If we're talking about the morality of the situation, I think it's
incumbent upon the wizards to decide what's appropriate for all the
players. They must look at the ramifications of their choices on the
elves as well as themselves.
http://groups.yahoo.com/group/HPforGrownups/message/180739
a_svirn:
If I think that slavery is abominable, I will not keep a slave only
because it's a done thing and they like it just fine. <snip>
If I had a slave, it would be because I would suit me just fine.
Suit *me*, not my slave. And I find it revolting that owning slaves
is something wizards happily do.
Mike:
So, for you it's all about slavery, full stop. As I said before, if
that's your position, that's a valid reading of canon. For me, that's
an incomplete reading of canon. I think in the context, wizards have
two choices that must be weighed for their morality; they can refuse
to be slave owners (your position), or they can accept that elves
need to serve wizard masters (my position).
My reading of canon is that wizards must consider what is best for
the elves. And what's best for elves is to let them serve wizards
under the best possible conditions. As Harry discovered, elf freedom
is antithetical to their base constitution. As long as the WW moves
to remove the self-punishment enchantment, as Hermione seems to be
advocating even if she never said that in so many words, that would
result in the best possible situation for the elves. That it will
also benefit the wizards that own the elves, I don't deny.
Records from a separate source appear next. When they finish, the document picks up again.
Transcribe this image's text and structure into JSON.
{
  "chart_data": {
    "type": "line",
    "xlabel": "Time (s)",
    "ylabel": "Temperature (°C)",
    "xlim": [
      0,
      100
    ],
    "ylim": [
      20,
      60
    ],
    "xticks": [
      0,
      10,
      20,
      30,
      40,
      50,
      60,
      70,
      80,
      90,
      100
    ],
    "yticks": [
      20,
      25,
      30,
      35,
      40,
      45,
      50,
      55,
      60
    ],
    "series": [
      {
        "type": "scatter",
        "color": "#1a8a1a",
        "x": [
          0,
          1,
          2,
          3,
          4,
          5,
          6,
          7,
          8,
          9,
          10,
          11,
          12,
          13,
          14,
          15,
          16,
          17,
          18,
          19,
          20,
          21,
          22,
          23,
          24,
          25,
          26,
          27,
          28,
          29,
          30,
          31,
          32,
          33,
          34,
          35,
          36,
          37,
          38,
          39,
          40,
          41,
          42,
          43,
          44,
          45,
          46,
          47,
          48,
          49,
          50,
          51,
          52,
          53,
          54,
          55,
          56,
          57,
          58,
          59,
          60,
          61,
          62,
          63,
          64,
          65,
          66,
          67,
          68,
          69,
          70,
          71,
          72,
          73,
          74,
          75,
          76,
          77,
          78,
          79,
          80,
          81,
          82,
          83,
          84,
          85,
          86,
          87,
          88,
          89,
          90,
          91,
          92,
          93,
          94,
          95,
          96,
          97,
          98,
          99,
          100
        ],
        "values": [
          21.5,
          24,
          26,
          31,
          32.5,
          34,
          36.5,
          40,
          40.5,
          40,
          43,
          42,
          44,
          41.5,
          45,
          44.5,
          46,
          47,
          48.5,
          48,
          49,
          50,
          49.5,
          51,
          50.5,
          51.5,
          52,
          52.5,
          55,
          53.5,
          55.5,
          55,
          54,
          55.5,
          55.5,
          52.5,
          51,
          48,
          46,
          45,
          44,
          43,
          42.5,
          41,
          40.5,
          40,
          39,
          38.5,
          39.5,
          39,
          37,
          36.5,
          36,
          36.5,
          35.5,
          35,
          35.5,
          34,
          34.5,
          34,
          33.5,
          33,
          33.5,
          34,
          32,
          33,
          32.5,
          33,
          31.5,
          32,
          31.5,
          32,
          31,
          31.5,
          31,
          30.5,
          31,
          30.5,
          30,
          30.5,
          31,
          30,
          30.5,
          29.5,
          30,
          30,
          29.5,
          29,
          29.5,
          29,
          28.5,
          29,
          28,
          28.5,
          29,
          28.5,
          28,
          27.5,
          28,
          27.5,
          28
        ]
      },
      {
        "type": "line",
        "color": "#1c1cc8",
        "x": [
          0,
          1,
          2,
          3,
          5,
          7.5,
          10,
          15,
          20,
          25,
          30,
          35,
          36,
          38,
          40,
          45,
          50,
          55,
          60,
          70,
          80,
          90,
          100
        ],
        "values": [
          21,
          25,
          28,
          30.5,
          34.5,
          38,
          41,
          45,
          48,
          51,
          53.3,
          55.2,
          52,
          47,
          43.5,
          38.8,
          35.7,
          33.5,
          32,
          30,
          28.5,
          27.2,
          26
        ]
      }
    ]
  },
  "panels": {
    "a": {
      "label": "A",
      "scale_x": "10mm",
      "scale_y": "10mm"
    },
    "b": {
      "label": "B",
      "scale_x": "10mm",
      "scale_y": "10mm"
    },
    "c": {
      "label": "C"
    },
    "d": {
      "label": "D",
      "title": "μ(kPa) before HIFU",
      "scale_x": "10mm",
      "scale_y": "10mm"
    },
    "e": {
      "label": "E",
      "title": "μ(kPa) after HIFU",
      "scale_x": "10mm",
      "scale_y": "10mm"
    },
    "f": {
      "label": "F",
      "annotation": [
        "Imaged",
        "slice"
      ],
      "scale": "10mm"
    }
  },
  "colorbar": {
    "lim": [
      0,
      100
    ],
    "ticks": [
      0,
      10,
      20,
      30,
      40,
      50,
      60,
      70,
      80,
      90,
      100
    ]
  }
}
http://groups.yahoo.com/group/HPforGrownups/message/180739
a_svirn:
So what? I wasn't discussing elvish point of view.
Mike:
But how is that fair for the wizards or the elves? You seem to be
advocating the wizards make the decision in a vacuum. To hell with
what the elves want, wizards shouldn't own slaves. Period.
So would you care what happens to the elves if wizards made it law
that elves cannot be slaves? Are you taking Hermione's GoF position
that elves must be free, or that they must be paid and have days off?
That, imo, would be forcing elves to accept human values, or worse,
force a traumatic change that elves can't live with. And if that were
the case, how would that be the more moralistic position?
http://groups.yahoo.com/group/HPforGrownups/message/180763
a_svirn:
I don't like the ways of that particular world.
Mike:
I'm seeing that.
I'm trying to analyze what is appropriate for the context and not to
simply impose real world values. The way I read the house elves, the
best for all concerned was to allow them to be their slavish servant
selves, and for wizards to accept that cultural condition.
I think the "wizards should not own slaves" position would be self-
centered and self-congratulatory, and that it ignores the
consequences of that stance. If Harry were to give Kreacher clothes,
imo that would be Harry saying, "Look at me, I'm a good person. Just
ignore that destitute elf I've kicked to the curb."